All the Indians on the coast of New England, including the Massachusett, were heavily decimated by waves of smallpox both before and after the arrival of Captain John Smith in 1614. They had developed no immunity to the disease, a common story when Europeans visited parts of the world remote from Europe.
[edit] Europeans: Pilgrims, Puritans and Yankees 1620–1629
The Pilgrims from the Humber region of England established their settlement at Plymouth in 1620, arriving on the Mayflower. One of their first tasks was to form a government, the Mayflower compact. They also suffered grievously from the native smallpox, but they were assisted in their time of trouble by the Wampanoags under chief Massasoit. In 1621 they celebrated their first Thanksgiving Day together to thank God for their survival. About half survived the first year.

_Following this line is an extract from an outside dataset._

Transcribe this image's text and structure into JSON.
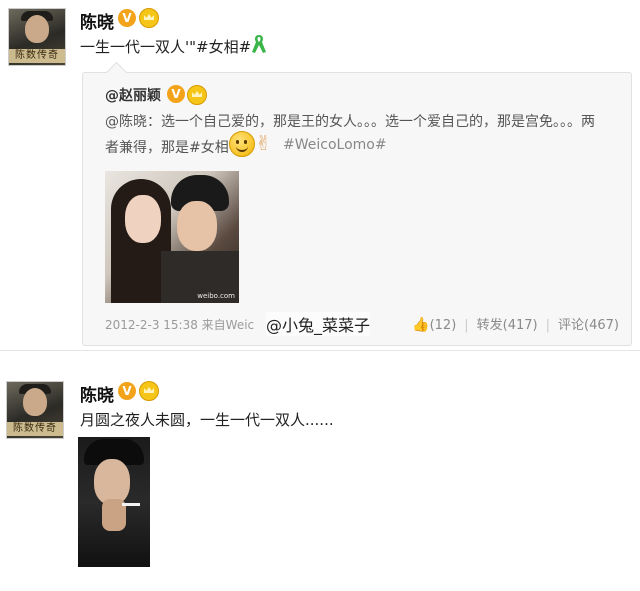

The English settlers built small compact villages, leaving alone vast stretches of the state. Their numbers swelled by the harsh treatment of Puritans by King Charles I.
[edit] Massachusetts Bay Colony period 1629–1686
The Pilgrims were soon followed by Puritans from the River Thames region of England, who established the Massachusetts Bay Colony. This colony eclipsed Plymouth in population and economy, the chief factor being the good harbor at Boston. When the English Revolution began in 1642, Massachusetts Bay Colony became a Puritan stonghold.

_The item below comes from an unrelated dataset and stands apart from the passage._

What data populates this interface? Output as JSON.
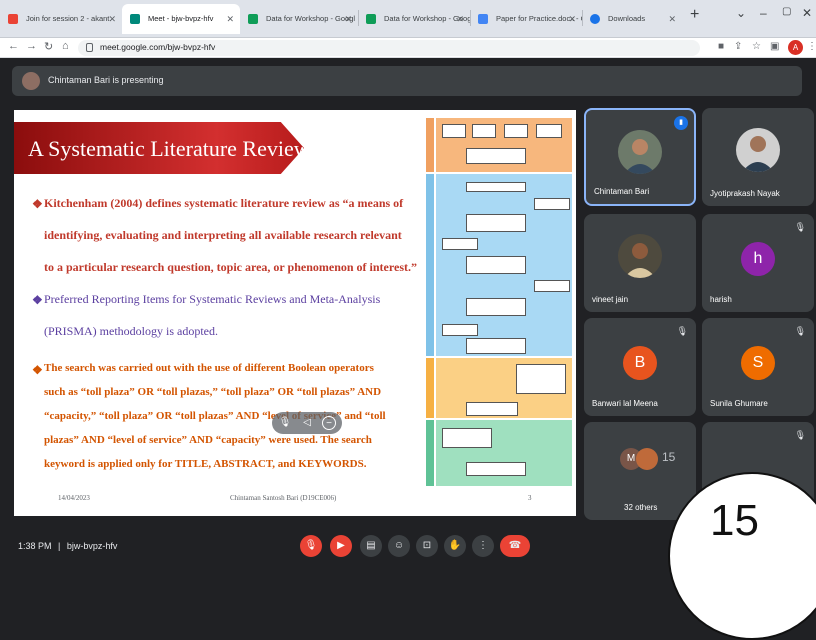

Relations with the natives were still good at this time. In 1646 the Long Parliament gave John Eliot a commission and funds to preach to the Wampanoags. He succeeded in converting a large number. The colonial government placed them in a ring of villages around Boston as a defensive strategy. They were called Praying Indians. The oldest, Natick, was built in 1651.
The Puritans came to Massachusetts for religious purification and would not tolerate other religions, although Pilgrims, Anglicans, Quakers, and a handful of other denominations were grudgingly accepted in the Puritan communities for a time. Then Quakers were banned, and in 1660 four were hanged in Boston Common (see Mary Dyer). Dissenters such as Anne Hutchinson, Roger Williams, and Thomas Hooker left Massachusetts because of the Puritans' lack of religious tolerance. Williams ended up founding the colony of Rhode Island and Hooker founded Connecticut.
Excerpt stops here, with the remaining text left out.